Department of Dermatology Tehran University of Medical Sciences, Razi Hospital, Tehran, Iran.
Center for Research & Training in Skin Diseases & Leprosy, Tehran University of Medical Sciences, Tehran, Iran.
Dermatol Ther. 2022 May;35(5):e15393. doi: 10.1111/dth.15393. Epub 2022 Feb 28.
In this case-control study, class І and ІІ human leukocyte antigen (HLA) alleles in Iranian patients with benign and severe cutaneous adverse drug reactions (CADRs) due to aromatic anticonvulsants and antibiotics were evaluated. Patients diagnosed with CADRs (based on clinical and laboratory findings) with a Naranjo score of ≥ 4 underwent blood sampling and HLA-DNA typing. The control group comprised 90 healthy Iranian adults. Alleles with a frequency of more than two were reported. Deviations from Hardy-Weinberg equilibrium were not observed. Eighty patients with CADRs including 54 females and 26 males with a mean age of 41.49 ± 16.08 years were enrolled in this study. The culprit drugs included anticonvulsants (lamotrigine, carbamazepine, and phenytoin) and antibiotics (ciprofloxacin and co-trimoxazole). The comparison of allele frequencies in the Iranian healthy control group and the group with benign CADRs revealed that HLA-Cw04, and HLA-A24 were significantly associated with lamotrigine-induced maculopapular CADRs. Furthermore, HLA-B51 showed a significant correlation with carbamazepine-induced maculopapular CADRs. Significant associations were also detected between ciprofloxacin-induced urticarial CADRs with HLA-B40, and HLA-DRB114. In the severe group, HLA-B38 and HLA-DRB113 were significantly associated with lamotrigine-induced Stevens-Johnson syndrome/toxic epidermal necrolysis (SJS/TEN). Moreover, HLA-A31 and HLA-Cw04 were significantly correlated with carbamazepine-induced drug reactions with eosinophilia and systemic symptoms (DRESS). HLA-B08 also showed a significant correlation with ciprofloxacin-induced acute generalized exanthematous pustulosis (AGEP). In conclusion, Lamotrigine-induced MPE was significantly correlated with HLA-Cw04, and HLA-A24. Similarly, lamotrigine-induced SJS/TEN was significantly associated with HLA-B38 and HLA-DRB113. Additionally, HLA-A*31 was associated with DRESS caused by carbamazepine. The most frequent CADR-inducing drugs were anticonvulsants.
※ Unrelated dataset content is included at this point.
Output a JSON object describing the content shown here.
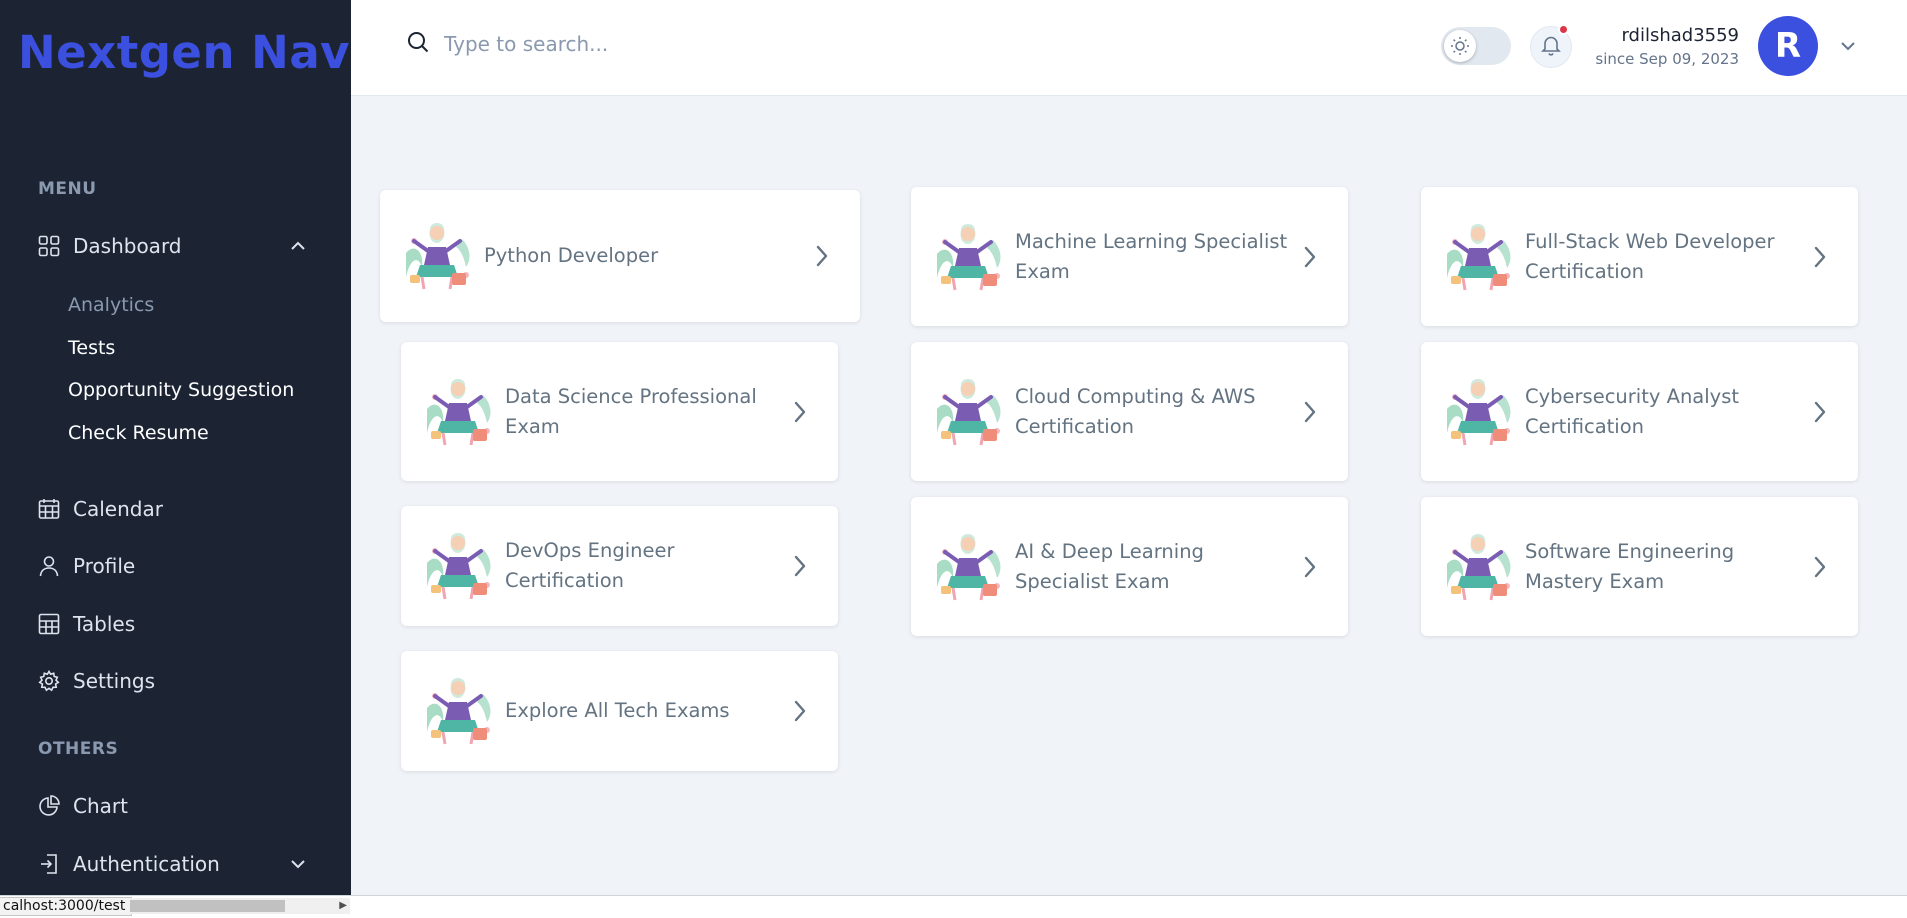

在这项病例对照研究中,评估了伊朗芳香族抗惊厥药和抗生素致良性和严重皮肤不良反应(CADR)患者的Ⅰ类和Ⅱ类人类白细胞抗原(HLA)等位基因。根据临床和实验室发现诊断为 CADR(基于临床和实验室发现)且 Naranjo 评分为≥4 的患者进行了采血和 HLA-DNA 分型。对照组包括 90 名健康的伊朗成年人。报告了频率超过两个的等位基因。未观察到 Hardy-Weinberg 平衡偏离。本研究纳入了 80 名 CADR 患者,包括 54 名女性和 26 名男性,平均年龄为 41.49±16.08 岁。致病药物包括抗惊厥药(拉莫三嗪、卡马西平和苯妥英)和抗生素(环丙沙星和复方磺胺甲噁唑)。将伊朗健康对照组和良性 CADR 组的等位基因频率进行比较后发现,HLA-Cw04 和 HLA-A24 与拉莫三嗪诱导的斑丘疹性 CADR 显著相关。此外,HLA-B51 与卡马西平诱导的斑丘疹性 CADR 呈显著相关。还发现环丙沙星诱导的荨麻疹性 CADR 与 HLA-B40 和 HLA-DRB114 之间存在显著关联。在严重组中,HLA-B38 和 HLA-DRB113 与拉莫三嗪诱导的史蒂文斯-约翰逊综合征/中毒性表皮坏死松解症(SJS/TEN)显著相关。此外,HLA-A31 和 HLA-Cw04 与卡马西平诱导的伴有嗜酸性粒细胞增多和全身症状的药物反应(DRESS)显著相关。HLA-B08 也与环丙沙星诱导的急性全身性发疹性脓疱病(AGEP)显著相关。总之,拉莫三嗪诱导的 MPE 与 HLA-Cw04 和 HLA-A24 显著相关。同样,拉莫三嗪诱导的 SJS/TEN 与 HLA-B38 和 HLA-DRB113 显著相关。此外,HLA-A*31 与卡马西平引起的 DRESS 相关。最常见的 CADR 诱导药物是抗惊厥药。